Die polnische Industrieproduktion ist im Mai um 7,7% höher ausgefallen als im gleichen Vorjahresmonat, meldet das Statistikamt GUS in Warschau. 

Damit blieb das Wachstum weiter robust, auch wenn der Spitzenwert vom April (+9,2%) nicht gehalten werden konnte. Das höchste Wachstum verzeichnete im Mai die Wasser- und Abfallwirtschaft mit +9,4%, gefolgt von der verarbeitenden Industrie mit +7,8%, den Strom-, Gas-, Dampf- und Wärmeversorgern mit +6,8% und dem Bergbau mit +4,7%. 
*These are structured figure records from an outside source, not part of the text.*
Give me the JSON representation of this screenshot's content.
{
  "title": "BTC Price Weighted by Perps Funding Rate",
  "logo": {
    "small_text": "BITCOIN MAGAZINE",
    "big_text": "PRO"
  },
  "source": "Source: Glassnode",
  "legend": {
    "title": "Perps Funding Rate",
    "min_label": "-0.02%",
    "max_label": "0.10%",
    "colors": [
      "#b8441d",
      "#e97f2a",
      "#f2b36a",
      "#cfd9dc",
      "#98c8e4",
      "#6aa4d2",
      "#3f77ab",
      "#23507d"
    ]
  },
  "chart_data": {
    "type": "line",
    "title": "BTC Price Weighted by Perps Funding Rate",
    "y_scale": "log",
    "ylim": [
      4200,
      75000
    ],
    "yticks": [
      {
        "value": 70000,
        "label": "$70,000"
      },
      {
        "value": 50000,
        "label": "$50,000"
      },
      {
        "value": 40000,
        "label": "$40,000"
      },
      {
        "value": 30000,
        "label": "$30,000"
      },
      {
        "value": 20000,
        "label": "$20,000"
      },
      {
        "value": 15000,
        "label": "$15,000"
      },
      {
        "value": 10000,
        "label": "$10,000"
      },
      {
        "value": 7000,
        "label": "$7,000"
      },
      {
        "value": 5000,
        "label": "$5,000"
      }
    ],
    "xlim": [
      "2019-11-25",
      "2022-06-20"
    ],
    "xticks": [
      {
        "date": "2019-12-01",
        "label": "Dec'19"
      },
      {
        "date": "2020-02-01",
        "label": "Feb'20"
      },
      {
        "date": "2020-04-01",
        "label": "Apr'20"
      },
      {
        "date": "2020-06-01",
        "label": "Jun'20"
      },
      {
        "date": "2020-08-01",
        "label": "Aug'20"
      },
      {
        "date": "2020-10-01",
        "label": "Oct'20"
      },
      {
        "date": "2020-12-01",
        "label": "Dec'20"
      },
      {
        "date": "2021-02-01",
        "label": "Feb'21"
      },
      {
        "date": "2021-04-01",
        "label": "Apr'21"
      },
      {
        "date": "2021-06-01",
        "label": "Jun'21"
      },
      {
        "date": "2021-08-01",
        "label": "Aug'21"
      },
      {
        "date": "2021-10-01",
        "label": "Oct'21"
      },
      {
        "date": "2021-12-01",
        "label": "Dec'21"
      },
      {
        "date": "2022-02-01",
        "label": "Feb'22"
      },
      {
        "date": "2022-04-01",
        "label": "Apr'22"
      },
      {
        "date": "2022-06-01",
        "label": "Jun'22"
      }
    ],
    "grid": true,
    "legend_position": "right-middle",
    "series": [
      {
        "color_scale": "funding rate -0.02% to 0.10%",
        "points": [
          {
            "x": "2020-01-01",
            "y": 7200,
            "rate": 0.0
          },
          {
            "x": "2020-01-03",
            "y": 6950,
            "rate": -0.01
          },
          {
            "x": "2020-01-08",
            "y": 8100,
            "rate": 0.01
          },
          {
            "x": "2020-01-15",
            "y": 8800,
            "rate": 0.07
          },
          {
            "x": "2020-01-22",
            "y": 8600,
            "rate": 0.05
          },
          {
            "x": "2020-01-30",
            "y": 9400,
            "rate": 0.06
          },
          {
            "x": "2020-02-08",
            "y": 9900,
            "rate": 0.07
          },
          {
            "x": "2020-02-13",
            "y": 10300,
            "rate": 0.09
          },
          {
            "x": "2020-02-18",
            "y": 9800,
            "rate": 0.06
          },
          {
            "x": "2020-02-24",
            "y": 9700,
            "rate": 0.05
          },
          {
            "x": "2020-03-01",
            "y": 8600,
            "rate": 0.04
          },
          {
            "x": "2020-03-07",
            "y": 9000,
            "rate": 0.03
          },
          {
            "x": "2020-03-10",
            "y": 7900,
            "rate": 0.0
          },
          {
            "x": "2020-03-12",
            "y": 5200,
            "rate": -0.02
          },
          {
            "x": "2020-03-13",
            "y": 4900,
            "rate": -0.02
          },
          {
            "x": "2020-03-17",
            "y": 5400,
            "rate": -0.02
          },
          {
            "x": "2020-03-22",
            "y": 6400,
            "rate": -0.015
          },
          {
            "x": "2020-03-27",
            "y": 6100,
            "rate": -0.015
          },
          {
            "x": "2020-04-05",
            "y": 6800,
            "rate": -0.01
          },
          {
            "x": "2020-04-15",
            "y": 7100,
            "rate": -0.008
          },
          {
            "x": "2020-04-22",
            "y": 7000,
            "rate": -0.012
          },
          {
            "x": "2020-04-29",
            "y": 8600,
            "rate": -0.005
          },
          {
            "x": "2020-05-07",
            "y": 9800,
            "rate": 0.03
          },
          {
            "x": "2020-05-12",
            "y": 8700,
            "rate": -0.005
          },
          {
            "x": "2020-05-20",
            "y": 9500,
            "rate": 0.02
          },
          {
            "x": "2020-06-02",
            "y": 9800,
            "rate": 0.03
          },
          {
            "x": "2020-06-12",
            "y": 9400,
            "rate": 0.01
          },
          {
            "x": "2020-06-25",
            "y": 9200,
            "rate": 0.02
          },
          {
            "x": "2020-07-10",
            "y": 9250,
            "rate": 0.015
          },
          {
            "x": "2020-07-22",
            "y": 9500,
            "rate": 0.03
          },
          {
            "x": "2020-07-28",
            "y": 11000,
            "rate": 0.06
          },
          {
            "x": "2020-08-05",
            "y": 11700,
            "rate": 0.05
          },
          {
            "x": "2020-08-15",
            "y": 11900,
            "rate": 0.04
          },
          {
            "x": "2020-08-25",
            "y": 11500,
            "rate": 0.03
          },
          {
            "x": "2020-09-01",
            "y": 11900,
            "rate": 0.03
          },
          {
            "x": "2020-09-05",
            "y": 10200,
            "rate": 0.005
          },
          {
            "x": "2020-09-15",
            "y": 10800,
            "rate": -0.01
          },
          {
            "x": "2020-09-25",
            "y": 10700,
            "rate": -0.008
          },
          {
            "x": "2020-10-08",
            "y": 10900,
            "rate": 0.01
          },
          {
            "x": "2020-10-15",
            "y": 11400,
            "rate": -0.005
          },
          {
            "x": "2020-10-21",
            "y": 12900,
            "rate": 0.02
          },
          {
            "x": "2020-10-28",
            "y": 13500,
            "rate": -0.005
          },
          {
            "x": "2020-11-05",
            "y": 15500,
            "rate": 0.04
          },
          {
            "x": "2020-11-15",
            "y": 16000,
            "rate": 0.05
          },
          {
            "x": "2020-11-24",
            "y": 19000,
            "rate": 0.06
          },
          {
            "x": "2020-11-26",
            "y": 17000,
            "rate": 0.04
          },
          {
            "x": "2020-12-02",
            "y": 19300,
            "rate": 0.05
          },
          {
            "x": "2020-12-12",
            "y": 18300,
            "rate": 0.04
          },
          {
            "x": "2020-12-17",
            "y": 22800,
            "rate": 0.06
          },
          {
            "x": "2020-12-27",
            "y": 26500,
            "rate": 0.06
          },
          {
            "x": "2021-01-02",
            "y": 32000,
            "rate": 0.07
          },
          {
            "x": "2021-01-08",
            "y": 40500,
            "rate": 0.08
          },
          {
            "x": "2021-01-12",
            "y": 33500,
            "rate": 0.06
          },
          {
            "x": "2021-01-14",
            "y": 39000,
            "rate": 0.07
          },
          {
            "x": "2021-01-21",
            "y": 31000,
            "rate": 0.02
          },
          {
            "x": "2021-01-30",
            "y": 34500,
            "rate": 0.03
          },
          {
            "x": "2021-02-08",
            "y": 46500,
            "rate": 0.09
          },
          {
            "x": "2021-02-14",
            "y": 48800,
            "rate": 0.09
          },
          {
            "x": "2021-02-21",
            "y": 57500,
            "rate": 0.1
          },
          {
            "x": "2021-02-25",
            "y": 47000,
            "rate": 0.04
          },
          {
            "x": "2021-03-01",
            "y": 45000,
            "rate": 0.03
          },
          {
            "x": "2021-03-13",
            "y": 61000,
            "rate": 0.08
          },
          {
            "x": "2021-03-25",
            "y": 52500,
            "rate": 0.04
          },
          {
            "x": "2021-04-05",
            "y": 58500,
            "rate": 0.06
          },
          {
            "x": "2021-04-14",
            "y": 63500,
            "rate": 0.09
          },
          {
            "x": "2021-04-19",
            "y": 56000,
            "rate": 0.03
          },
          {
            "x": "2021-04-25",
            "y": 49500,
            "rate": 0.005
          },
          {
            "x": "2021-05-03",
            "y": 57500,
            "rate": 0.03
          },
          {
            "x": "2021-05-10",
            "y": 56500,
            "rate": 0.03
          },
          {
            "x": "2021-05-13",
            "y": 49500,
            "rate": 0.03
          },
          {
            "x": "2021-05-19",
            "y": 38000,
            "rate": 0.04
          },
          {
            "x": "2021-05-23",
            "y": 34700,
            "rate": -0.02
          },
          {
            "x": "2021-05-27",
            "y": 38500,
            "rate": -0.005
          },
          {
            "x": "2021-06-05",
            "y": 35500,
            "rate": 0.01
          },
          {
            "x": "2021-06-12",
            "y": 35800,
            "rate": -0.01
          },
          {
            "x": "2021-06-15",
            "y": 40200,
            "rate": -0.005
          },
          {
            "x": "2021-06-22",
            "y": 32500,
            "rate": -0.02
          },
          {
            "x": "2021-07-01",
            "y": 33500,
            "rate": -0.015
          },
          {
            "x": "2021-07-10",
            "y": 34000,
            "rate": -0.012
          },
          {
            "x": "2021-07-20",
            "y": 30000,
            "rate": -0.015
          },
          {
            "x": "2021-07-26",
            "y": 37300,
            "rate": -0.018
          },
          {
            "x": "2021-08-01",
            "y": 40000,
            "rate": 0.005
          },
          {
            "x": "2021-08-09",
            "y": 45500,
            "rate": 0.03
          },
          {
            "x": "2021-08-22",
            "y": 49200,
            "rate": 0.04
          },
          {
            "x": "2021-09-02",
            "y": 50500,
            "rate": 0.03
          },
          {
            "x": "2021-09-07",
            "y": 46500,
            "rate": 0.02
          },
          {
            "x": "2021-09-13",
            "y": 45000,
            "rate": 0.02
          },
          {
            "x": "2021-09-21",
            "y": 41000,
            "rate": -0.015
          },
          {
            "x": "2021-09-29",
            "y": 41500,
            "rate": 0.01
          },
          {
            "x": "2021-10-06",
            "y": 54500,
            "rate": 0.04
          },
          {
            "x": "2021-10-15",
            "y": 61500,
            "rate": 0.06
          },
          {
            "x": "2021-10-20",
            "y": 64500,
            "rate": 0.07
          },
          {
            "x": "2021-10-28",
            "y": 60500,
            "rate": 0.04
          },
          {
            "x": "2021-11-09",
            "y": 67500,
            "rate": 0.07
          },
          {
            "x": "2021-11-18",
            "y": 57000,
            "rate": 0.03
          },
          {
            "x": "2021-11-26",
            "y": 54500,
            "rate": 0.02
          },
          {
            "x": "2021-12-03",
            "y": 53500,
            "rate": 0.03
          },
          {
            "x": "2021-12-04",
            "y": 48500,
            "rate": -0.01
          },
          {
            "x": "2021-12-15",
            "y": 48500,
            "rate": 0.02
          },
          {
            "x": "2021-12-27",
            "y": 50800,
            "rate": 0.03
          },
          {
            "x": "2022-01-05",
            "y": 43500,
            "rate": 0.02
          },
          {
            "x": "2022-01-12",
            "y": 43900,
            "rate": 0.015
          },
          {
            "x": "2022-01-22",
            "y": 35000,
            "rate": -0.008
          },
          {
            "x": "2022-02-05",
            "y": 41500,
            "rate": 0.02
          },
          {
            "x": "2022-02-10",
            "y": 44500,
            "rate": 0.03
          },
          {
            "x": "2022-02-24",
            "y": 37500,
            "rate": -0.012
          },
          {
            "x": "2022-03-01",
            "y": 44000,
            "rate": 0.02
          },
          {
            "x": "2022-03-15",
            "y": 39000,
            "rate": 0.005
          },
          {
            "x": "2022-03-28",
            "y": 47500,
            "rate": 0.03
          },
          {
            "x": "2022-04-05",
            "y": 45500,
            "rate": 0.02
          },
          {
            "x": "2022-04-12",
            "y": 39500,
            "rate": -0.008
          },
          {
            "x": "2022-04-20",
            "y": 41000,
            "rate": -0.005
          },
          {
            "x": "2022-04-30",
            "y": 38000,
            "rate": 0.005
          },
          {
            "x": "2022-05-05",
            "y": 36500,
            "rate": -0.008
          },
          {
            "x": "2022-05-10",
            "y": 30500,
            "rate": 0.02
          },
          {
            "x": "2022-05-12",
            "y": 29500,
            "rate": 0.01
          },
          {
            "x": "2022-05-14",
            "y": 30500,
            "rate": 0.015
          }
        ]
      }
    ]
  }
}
Innerhalb der verarbeitenden Industrie verzeichneten erneut der Fahrzeugbau außerhalb der Automobilindustrie (+36,9%) und die elektrotechnische Industrie (+16,5%) die höchsten Wachstumsraten, gefolgt von der Automobilindustrie mit +12,6% und der Metall verarbeitenden Industrie (+10,7%). Überdurchschnittlich fiel das Wachstum darüber hinaus auch in der Kunststoffindustrie (+9,8%), der Möbelindustrie (9,8%) und der Holzverarbeitung (+8,8%) aus. Rückläufig war die Produktion unter anderem in der Lederindustrie (-8,9%) sowie in der elektronischen und optischen Industrie (-2,6%). 

Die industriellen Erzeugerpreise lagen im Mai um 1,4% über Vorjahresniveau. Am geringsten fiel der Preisanstieg dabei im Bergbau (+0,2%) und der verarbeitenden Industrie (+1,1%) aus, am stärksten in der Wasser- und Abfallwirtschaft (+2,5%) und bei den Strom-, Gas-, Dampf- und Wärmeversorger (+4,7%).